Nieuwe aanvliegroute
“Het gaat er niet om dat we lokale projecten opzetten en zeggen: dit gaan we overal uitrollen”, verduidelijkt Waterlander. “Het gaat erom dat het onderliggende ‘systeemdenken’ de nieuwe aanvliegroute wordt van het preventiebeleid. Dat we de focus verleggen van het individu naar de omgeving en naar het systeem dat die ongezonde omgeving creëert. Want gezonde keuzes maken moet je wel mogelijk gemaakt worden.” Een voorbeeld uit het LIKE-onderzoek: “Sportprojecten hebben nu vaak een looptijd van zes maanden, daarna moeten opnieuw gelden aangevraagd worden. Intussen is de doelgroep weer afgehaakt. Dus in plaats van te denken: ‘om tieners aan het sporten te krijgen, moeten we een toernooi organiseren’, kan het stadsdeel zich beter effectiever richten op een andere financieringsstructuur.”
Honger in de klas
Deze week ging een nieuw ‘systeemonderzoek’ van start in samenwerking met de GGD en de gemeente Amsterdam. Dijkstra: “Het Rijk heeft basisscholen waar veel armoede voorkomt hulp geboden voor het voorzien van schoolmaaltijden. Sommige scholen in de stad maken hier geen gebruik van, terwijl ze wel in aanmerking komen. Wij gaan komend anderhalf jaar onderzoeken waarom dat zo is, wat zij nodig hebben, en ook hoe we ervoor zorgen dat deze budgetten voor gezónde voeding worden ingezet, zodat honger in de klas minder vaak voorkomt.”

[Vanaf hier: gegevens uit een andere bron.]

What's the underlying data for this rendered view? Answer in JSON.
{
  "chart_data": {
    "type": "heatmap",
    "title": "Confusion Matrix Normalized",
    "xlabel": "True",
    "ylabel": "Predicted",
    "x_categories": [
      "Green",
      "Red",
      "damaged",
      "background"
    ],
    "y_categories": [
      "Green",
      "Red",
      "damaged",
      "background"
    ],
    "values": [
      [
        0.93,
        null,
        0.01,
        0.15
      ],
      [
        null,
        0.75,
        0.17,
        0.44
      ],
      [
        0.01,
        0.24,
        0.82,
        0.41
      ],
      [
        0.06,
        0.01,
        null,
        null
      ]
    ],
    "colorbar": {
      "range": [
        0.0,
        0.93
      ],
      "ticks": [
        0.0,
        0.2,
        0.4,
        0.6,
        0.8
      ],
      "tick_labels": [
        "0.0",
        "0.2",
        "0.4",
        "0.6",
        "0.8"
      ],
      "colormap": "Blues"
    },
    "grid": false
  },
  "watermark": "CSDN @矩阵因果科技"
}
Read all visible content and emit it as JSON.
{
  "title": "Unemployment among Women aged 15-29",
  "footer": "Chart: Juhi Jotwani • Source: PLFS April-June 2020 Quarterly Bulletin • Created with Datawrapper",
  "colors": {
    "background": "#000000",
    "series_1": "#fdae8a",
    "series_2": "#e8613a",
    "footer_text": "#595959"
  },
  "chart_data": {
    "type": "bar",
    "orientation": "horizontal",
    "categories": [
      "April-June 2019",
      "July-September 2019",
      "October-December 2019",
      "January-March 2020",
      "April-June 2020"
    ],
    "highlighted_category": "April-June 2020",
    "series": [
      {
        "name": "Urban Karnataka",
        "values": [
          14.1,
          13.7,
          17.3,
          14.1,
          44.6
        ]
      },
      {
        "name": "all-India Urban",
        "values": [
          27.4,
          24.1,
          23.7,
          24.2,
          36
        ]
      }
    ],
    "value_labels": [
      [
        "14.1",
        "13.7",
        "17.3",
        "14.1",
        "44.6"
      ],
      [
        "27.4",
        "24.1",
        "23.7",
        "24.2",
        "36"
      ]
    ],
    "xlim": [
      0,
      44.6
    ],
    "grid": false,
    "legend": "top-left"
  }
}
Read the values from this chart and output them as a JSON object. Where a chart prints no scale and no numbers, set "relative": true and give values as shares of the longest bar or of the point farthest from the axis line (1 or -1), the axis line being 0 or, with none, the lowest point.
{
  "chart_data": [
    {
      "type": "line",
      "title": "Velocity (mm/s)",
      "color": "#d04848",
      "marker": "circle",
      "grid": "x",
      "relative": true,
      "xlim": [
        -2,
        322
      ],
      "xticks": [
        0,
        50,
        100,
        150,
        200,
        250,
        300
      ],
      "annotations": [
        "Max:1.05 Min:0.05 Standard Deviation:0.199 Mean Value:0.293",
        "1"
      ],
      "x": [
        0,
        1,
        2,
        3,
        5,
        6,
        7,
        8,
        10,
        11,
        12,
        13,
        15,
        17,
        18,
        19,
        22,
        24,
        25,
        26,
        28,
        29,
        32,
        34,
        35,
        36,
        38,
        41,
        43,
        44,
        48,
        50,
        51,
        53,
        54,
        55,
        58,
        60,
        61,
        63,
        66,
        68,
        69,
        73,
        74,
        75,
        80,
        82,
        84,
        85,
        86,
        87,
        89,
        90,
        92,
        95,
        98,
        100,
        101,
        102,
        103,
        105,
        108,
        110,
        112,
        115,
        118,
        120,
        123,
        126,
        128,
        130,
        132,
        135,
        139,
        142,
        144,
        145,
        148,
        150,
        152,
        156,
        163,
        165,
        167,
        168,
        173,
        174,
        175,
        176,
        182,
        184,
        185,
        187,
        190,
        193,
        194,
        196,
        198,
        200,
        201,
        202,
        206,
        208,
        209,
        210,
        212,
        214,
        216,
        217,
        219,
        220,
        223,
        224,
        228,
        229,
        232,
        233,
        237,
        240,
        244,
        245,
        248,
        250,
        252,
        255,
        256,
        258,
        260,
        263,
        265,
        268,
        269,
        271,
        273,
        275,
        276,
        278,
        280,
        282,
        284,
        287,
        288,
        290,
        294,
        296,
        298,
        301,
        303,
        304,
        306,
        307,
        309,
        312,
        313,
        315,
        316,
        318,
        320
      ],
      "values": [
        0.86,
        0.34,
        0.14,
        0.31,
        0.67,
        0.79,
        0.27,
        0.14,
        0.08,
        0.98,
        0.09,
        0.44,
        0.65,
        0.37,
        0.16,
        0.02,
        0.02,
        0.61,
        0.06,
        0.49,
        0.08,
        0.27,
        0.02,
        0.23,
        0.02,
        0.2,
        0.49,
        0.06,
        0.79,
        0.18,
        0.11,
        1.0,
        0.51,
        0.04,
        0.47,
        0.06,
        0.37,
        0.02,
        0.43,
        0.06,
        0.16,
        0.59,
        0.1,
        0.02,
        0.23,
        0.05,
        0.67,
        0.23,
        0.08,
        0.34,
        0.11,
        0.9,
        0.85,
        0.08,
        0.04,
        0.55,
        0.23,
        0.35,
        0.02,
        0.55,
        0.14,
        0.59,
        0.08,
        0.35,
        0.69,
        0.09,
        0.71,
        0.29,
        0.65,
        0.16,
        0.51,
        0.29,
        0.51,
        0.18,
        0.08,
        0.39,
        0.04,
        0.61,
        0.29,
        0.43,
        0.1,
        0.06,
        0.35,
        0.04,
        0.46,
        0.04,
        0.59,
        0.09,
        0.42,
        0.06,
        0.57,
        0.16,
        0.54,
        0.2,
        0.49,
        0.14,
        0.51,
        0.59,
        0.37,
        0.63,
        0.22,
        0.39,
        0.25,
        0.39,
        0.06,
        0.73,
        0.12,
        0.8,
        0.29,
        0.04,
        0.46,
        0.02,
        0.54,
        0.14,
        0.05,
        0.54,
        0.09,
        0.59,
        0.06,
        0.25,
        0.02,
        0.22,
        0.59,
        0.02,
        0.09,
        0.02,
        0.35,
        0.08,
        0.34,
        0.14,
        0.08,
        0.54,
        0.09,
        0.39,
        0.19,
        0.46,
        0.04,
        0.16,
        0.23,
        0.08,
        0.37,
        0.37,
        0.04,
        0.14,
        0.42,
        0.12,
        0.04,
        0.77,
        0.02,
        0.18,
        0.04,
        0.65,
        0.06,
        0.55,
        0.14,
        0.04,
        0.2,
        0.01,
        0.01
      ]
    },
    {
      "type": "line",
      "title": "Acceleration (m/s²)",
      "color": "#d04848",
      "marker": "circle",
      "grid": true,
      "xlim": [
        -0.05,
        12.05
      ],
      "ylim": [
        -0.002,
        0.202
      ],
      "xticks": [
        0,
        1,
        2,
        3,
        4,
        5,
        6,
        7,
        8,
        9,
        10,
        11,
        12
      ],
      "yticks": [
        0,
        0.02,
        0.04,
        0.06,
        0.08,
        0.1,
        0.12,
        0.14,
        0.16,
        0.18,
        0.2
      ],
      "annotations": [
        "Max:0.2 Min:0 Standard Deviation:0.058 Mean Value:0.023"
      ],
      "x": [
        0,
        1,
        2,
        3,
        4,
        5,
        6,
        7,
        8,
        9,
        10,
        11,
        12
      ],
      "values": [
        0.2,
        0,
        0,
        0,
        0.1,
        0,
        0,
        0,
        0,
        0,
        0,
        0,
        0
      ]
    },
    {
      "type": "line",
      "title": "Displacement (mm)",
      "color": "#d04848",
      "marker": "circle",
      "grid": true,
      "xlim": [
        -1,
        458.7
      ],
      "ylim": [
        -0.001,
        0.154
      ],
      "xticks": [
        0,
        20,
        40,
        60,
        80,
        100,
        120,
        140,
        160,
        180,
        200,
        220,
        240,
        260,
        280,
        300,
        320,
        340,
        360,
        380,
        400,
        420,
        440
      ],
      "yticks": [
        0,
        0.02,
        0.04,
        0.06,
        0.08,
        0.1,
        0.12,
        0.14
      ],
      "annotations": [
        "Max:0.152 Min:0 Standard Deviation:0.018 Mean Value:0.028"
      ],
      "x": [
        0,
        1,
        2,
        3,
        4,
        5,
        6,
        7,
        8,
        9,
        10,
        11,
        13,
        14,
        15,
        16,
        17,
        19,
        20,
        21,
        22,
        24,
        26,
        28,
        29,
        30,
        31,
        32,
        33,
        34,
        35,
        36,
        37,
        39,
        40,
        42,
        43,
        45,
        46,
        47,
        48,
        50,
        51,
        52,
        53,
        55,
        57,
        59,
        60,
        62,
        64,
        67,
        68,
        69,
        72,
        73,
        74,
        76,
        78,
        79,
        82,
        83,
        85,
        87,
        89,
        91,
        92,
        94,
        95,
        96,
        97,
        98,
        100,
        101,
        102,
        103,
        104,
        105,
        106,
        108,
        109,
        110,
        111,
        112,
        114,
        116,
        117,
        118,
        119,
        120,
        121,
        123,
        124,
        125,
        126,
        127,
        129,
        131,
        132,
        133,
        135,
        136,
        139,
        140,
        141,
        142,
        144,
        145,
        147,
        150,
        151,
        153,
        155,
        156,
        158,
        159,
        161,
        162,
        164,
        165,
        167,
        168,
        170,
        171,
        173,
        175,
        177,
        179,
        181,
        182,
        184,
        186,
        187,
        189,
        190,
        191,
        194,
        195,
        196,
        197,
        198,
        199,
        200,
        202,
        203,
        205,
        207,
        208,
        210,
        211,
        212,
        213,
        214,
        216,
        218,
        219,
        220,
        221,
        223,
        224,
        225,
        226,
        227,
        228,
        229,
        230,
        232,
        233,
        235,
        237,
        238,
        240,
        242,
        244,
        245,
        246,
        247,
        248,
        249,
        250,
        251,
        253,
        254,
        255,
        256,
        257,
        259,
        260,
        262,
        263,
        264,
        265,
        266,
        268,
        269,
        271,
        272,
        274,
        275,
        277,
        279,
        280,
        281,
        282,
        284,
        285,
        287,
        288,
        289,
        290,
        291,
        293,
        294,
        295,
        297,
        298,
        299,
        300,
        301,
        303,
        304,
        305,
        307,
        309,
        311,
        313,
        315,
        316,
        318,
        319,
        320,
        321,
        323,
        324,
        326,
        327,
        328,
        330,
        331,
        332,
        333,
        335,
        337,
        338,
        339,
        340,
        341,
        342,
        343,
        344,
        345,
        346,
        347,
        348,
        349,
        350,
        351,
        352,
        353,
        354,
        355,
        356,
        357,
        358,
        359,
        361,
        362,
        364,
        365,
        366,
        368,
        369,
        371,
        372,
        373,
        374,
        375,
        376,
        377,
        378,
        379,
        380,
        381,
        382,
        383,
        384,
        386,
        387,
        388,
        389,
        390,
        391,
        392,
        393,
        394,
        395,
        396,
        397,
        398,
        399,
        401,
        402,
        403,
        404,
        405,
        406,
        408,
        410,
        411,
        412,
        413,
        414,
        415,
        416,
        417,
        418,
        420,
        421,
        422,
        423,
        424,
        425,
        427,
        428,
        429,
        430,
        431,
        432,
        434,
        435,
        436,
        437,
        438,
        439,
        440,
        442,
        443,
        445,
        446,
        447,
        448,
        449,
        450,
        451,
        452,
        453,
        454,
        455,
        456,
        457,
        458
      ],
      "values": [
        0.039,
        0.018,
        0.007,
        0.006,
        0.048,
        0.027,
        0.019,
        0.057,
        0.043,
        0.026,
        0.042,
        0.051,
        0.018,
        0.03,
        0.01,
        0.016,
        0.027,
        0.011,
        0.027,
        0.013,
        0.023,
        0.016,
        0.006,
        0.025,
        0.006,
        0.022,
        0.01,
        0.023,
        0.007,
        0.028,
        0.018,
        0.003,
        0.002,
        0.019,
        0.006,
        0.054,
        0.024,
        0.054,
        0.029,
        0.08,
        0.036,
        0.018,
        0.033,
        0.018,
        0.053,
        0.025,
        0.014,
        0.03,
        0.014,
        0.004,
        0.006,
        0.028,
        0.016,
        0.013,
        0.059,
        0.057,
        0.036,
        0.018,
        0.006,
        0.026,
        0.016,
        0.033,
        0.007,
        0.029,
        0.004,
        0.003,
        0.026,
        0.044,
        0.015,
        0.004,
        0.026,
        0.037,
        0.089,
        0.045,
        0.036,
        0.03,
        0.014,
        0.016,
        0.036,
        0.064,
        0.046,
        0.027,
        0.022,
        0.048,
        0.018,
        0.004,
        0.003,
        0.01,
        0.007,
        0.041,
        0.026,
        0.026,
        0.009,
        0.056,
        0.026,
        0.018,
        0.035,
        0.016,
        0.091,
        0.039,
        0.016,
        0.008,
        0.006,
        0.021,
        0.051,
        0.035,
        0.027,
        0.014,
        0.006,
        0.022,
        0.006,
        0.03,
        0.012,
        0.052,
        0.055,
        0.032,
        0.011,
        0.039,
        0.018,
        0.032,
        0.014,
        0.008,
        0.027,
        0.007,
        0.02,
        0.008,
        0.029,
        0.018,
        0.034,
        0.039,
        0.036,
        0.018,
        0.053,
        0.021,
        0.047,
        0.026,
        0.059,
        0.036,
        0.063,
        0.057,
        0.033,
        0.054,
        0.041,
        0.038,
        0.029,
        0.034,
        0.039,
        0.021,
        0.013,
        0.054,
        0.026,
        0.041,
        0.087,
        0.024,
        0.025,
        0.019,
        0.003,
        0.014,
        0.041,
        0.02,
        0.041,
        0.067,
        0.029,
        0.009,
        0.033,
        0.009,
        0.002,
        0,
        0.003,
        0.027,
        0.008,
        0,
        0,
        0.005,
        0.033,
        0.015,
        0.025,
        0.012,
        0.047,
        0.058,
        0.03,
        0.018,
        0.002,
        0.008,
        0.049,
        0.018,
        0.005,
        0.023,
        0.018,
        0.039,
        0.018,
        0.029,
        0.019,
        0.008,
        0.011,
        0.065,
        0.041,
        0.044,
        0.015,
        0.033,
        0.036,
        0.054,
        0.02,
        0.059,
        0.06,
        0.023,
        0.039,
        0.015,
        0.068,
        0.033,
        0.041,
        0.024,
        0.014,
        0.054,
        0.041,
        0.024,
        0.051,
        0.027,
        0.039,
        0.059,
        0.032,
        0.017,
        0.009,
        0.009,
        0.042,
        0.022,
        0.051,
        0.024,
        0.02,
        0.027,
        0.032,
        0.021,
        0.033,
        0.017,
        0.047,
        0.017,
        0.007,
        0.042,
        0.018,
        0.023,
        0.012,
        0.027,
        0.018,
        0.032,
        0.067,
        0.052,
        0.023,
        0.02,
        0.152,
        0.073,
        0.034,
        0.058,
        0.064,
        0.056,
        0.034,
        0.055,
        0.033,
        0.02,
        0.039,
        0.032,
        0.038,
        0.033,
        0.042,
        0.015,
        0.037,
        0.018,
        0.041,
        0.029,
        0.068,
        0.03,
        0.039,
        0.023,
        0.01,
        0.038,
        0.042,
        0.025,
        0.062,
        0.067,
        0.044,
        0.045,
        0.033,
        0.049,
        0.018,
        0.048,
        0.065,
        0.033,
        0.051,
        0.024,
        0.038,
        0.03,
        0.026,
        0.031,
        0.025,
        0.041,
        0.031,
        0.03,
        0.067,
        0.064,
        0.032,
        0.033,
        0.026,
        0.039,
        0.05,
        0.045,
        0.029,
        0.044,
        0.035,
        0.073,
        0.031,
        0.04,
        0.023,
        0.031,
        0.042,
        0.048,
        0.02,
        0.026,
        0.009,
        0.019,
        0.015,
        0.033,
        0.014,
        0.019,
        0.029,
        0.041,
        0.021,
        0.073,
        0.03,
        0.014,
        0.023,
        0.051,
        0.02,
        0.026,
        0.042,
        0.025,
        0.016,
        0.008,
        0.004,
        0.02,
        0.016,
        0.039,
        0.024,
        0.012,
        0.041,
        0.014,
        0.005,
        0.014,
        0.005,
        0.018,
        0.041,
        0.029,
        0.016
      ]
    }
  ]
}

De intensieve samenwerking met de gemeente en de GGD is deel van de maatschappelijke missie van Amsterdam UMC, aldus Roseboom: “Het past bij ons - als ziekenhuis dat de superdiverse populatie van de stad Amsterdam en omstreken bedient - om actief bij te dragen aan een betere volksgezondheid. Niet alleen door kwalitatief hoogwaardige zorg te leveren aan degenen die ziek zijn, maar ook door zo veel mogelijk te voorkomen dat mensen zorg nodig hebben. En wel op zo’n manier dat we daarbij niemand in de steek laten.”